Parents and teachers should prepare for the phased reopening of schools in England to start on 1 June as planned, the prime minister has confirmed.
Boris Johnson said the government intended to reopen for early years pupils, Reception, Year 1 and Year 6.
The week after, up to a quarter of Year 10 and Year 12 will be allowed “some contact” to help prepare for exams.
Schools closed on 20 March, except for key workers’ children and vulnerable children, as Covid-19 spread in the UK.
Speaking at the daily Downing Street briefing, Mr Johnson said he was setting out the government’s intention so teachers and parents could “plan in earnest” for school to resume in just over a week.
He said the formal decision would be taken as part of the three-week review into the lockdown measures, which the government is legally required to carry out by Thursday.
With many teachers expressing concerns about wider reopening, Mr Johnson said he acknowledged that it “may not be possible” for all schools, adding that the government will support those “experiencing difficulties” to reopen as soon as possible.

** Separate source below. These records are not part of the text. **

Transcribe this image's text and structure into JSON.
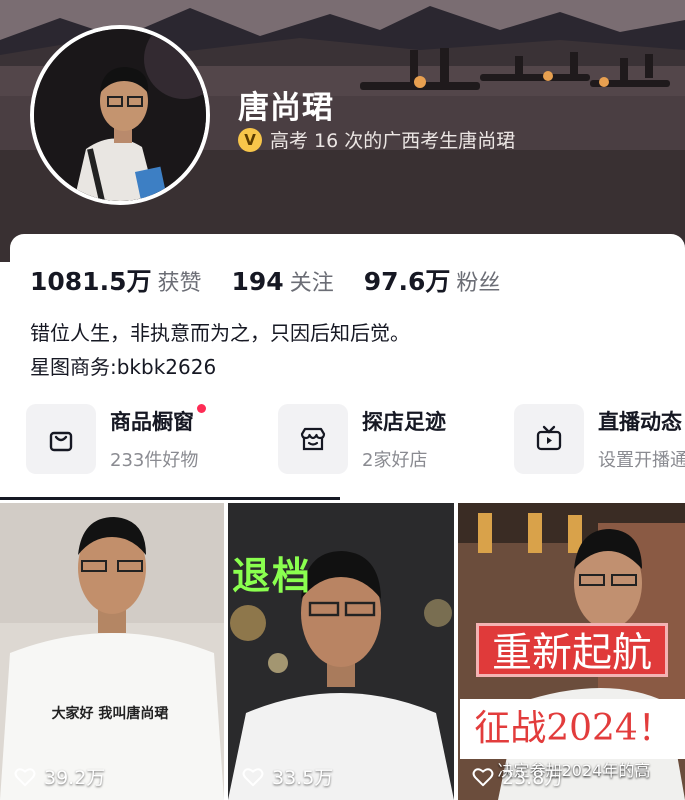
{
  "profile": {
    "nickname": "唐尚珺",
    "verify_text": "高考 16 次的广西考生唐尚珺",
    "verify_badge": "V"
  },
  "stats": [
    {
      "value": "1081.5万",
      "label": "获赞"
    },
    {
      "value": "194",
      "label": "关注"
    },
    {
      "value": "97.6万",
      "label": "粉丝"
    }
  ],
  "bio": {
    "line1": "错位人生，非执意而为之，只因后知后觉。",
    "line2": "星图商务:bkbk2626"
  },
  "features": [
    {
      "title": "商品橱窗",
      "subtitle": "233件好物",
      "icon": "shopping-bag-icon"
    },
    {
      "title": "探店足迹",
      "subtitle": "2家好店",
      "icon": "storefront-icon"
    },
    {
      "title": "直播动态",
      "subtitle": "设置开播通",
      "icon": "tv-icon"
    }
  ],
  "videos": [
    {
      "likes": "39.2万",
      "caption": "大家好 我叫唐尚珺"
    },
    {
      "likes": "33.5万",
      "caption": "退档"
    },
    {
      "likes": "23.8万",
      "caption_top": "重新起航",
      "caption_mid": "征战2024！",
      "caption_sub": "决定参加2024年的高"
    }
  ],
  "colors": {
    "accent": "#fe2c55",
    "verify_badge": "#f7c54a",
    "text_primary": "#161823",
    "text_secondary": "#6b6d75"
  }
}
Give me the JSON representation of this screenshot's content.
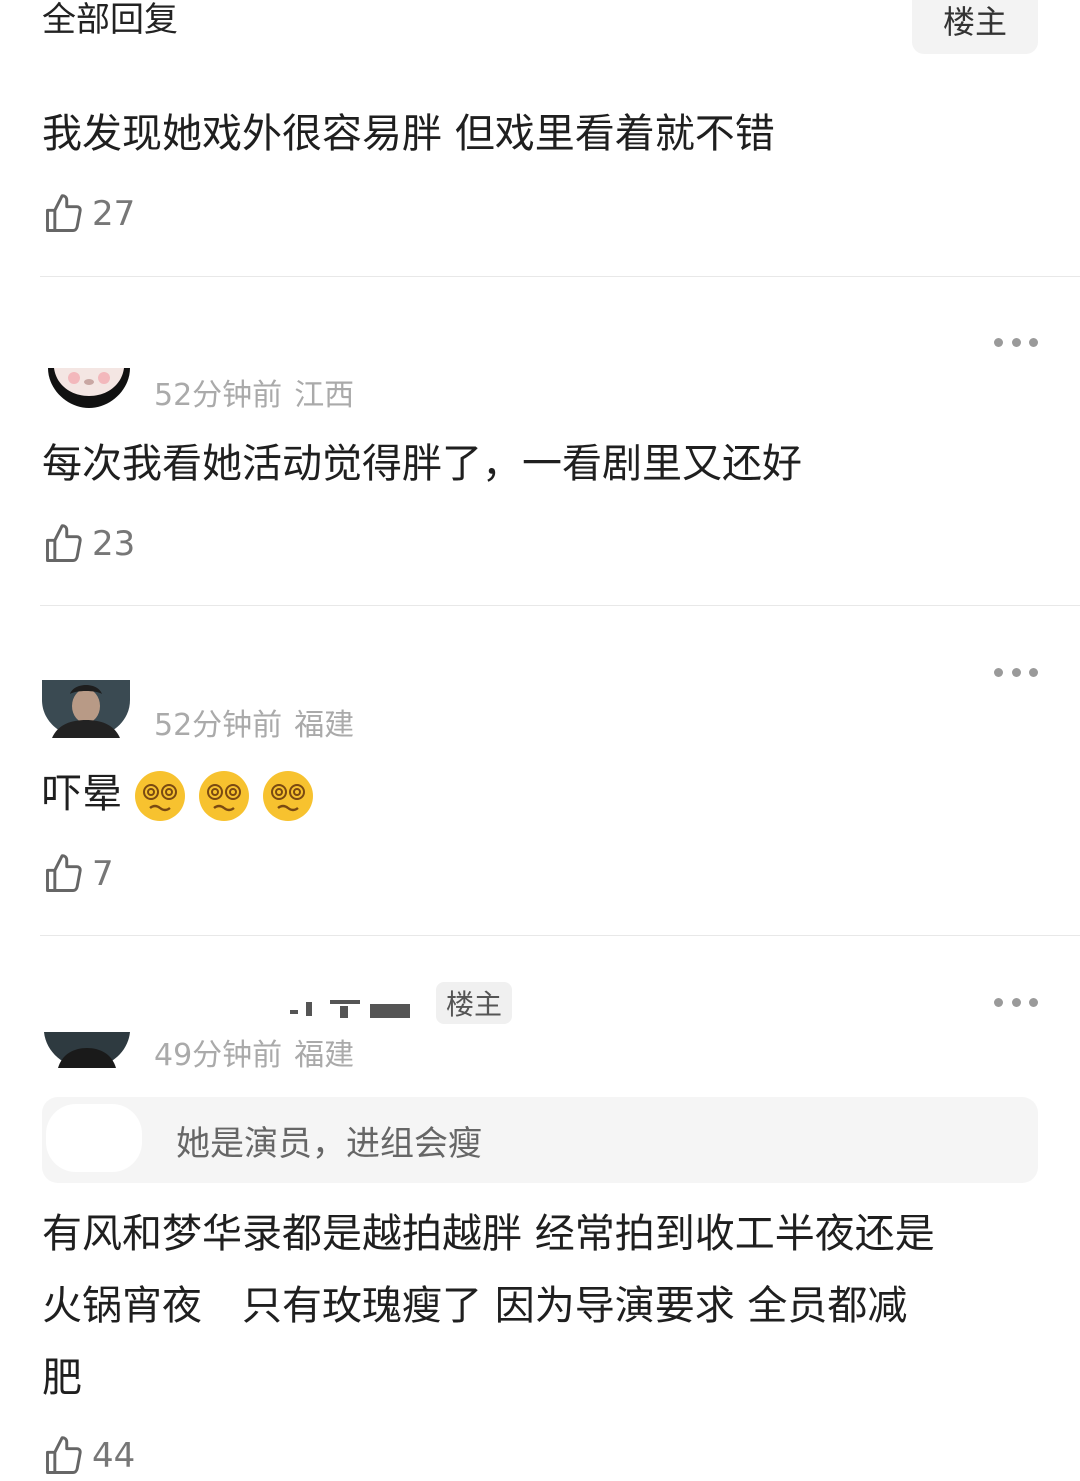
{
  "header": {
    "title": "全部回复",
    "op_filter_label": "楼主"
  },
  "comments": [
    {
      "text": "我发现她戏外很容易胖 但戏里看着就不错",
      "likes": "27"
    },
    {
      "time": "52分钟前",
      "location": "江西",
      "text": "每次我看她活动觉得胖了，一看剧里又还好",
      "likes": "23"
    },
    {
      "time": "52分钟前",
      "location": "福建",
      "text": "吓晕",
      "emojis": [
        "dizzy-face",
        "dizzy-face",
        "dizzy-face"
      ],
      "likes": "7"
    },
    {
      "badge": "楼主",
      "time": "49分钟前",
      "location": "福建",
      "quote": "她是演员，进组会瘦",
      "text_lines": [
        "有风和梦华录都是越拍越胖 经常拍到收工半夜还是",
        "火锅宵夜　只有玫瑰瘦了 因为导演要求 全员都减",
        "肥"
      ],
      "likes": "44"
    }
  ],
  "icons": {
    "like": "thumbs-up-icon",
    "more": "more-dots-icon"
  },
  "colors": {
    "text": "#1f1f1f",
    "meta": "#aaaaaa",
    "icon": "#666666",
    "divider": "#e8e8e8"
  }
}
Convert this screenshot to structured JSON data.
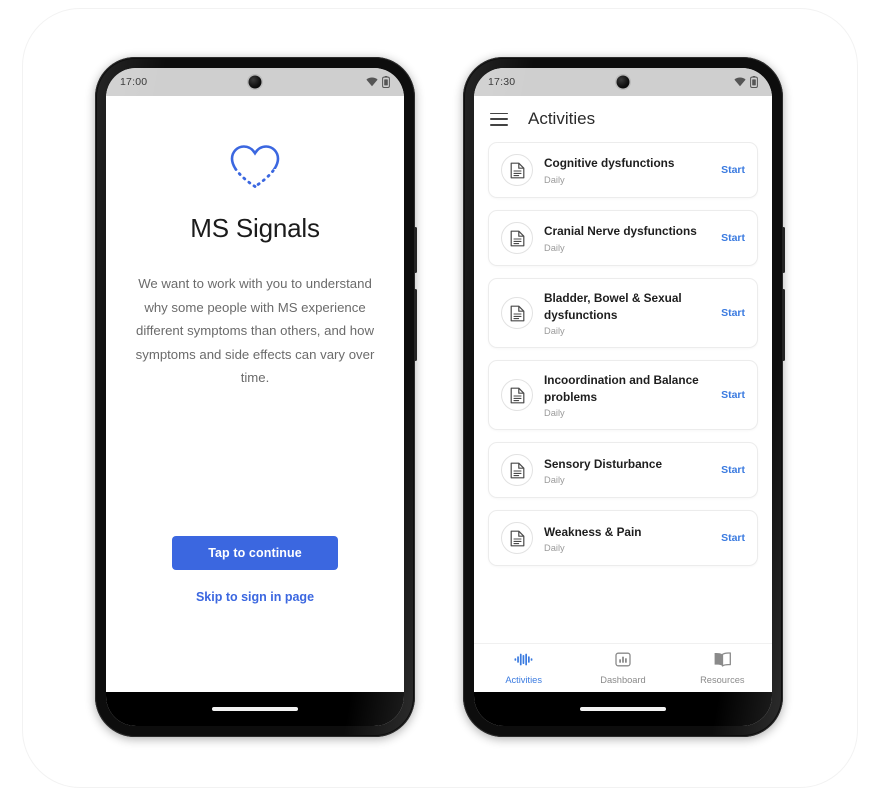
{
  "phones": [
    {
      "name": "welcome-screen",
      "status_bar": {
        "time": "17:00",
        "wifi_icon": "wifi-icon",
        "battery_icon": "battery-icon"
      },
      "logo_icon": "heart-dashed-icon",
      "app_title": "MS Signals",
      "body_text": "We want to work with you to understand why some people with MS experience different symptoms than others, and how symptoms and side effects can vary over time.",
      "primary_button": "Tap to continue",
      "secondary_link": "Skip to sign in page"
    },
    {
      "name": "activities-screen",
      "status_bar": {
        "time": "17:30",
        "wifi_icon": "wifi-icon",
        "battery_icon": "battery-icon"
      },
      "appbar": {
        "menu_icon": "hamburger-menu-icon",
        "title": "Activities"
      },
      "activities": [
        {
          "icon": "document-icon",
          "title": "Cognitive dysfunctions",
          "frequency": "Daily",
          "action": "Start"
        },
        {
          "icon": "document-icon",
          "title": "Cranial Nerve dysfunctions",
          "frequency": "Daily",
          "action": "Start"
        },
        {
          "icon": "document-icon",
          "title": "Bladder, Bowel & Sexual dysfunctions",
          "frequency": "Daily",
          "action": "Start"
        },
        {
          "icon": "document-icon",
          "title": "Incoordination and Balance problems",
          "frequency": "Daily",
          "action": "Start"
        },
        {
          "icon": "document-icon",
          "title": "Sensory Disturbance",
          "frequency": "Daily",
          "action": "Start"
        },
        {
          "icon": "document-icon",
          "title": "Weakness & Pain",
          "frequency": "Daily",
          "action": "Start"
        }
      ],
      "bottom_nav": [
        {
          "icon": "waveform-icon",
          "label": "Activities",
          "active": true
        },
        {
          "icon": "bar-chart-icon",
          "label": "Dashboard",
          "active": false
        },
        {
          "icon": "open-book-icon",
          "label": "Resources",
          "active": false
        }
      ]
    }
  ],
  "colors": {
    "accent_blue": "#3b67e0",
    "link_blue": "#3b7be0",
    "status_bar_gray": "#cfcfcf",
    "body_text_gray": "#6b6b6b",
    "bezel_black": "#0d0d0d"
  }
}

Mr Johnson said reopening schools was a crucial part of the next phase of the government’s response to the pandemic because “the education of our children is crucial for their welfare, their health, their long-term future and for social justice”.
“So in line with the decisions taken in many other countries, we want to start getting our children back into the classroom in a way that is as manageable and as safe as possible,” he said.
The proposal had prompted concerns from teaching unions, head teachers and many local authorities. A BBC Breakfast survey with responses from 99 councils found that only 20 were advising schools to open more widely on 1 June.
Another 15 said they would not be advising schools to reopen to more pupils and 68 said they could not guarantee reopening for Reception, Year 1 and Year 6 as the government intended.